初めてのクラブ公演を終えた直後、Josh、Sal、Alex の3人は、プロデューサーの Bosco Mann に声をかけられた。彼は彼らの演奏にただならぬものを感じ取っていた。握手と称賛を交わし、そのわずか3日後には、Mann の Riverside スタジオで彼らは初のレコーディングに臨んでいた。
彼らが育った環境には、いわゆる“ソウルディーズ”と呼ばれる音楽が常に流れていた。Alex Garcia と Sal Samano は2019年頃から自宅でリズム・トラックのデモ制作を始め、音楽的な相性を深めていく。2人ともマルチ・インストゥルメンタリストで、Alex はギターからドラムへと軸足を移し、繊細なタッチと独特のグルーヴ感を掴み取っていった。それは後にバンドの音の核となる、柔らかくも強靭なビートとなる。一方 Sal は、複雑に絡み合うグルーヴの中でうねるベースラインを紡ぎ出していった。
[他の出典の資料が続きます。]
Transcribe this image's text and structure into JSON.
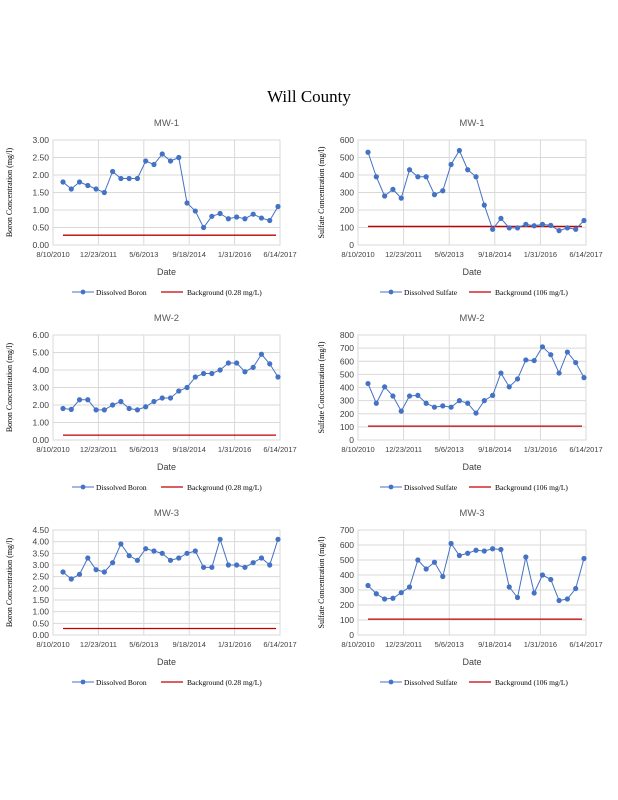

2人が生み出すジャムは刺激的だったが、Josh Lane と出会ったことで Thee Sacred Souls の音像は明確に形を成した。Josh は Sacramento で歌を学んだのち San Diego に拠点を移し、軽やかでしなやかな歌声を磨き上げていた。その声は、Smokey を思わせるような詩情や Marvin 的なメロディを軽やかに運ぶ力を持っていた。Alex と Sal のリズムに Josh の声が重なった瞬間、バンドの輪郭は鮮明になり、Thee Sacred Souls が誕生した。
デビュー曲「Can I Call You Rose?」は艶やかなラブソング、「Weak for Your Love」はクールで力強いナンバー。どちらも現在、ストリーミングおよびアナログ盤で楽しむことができる。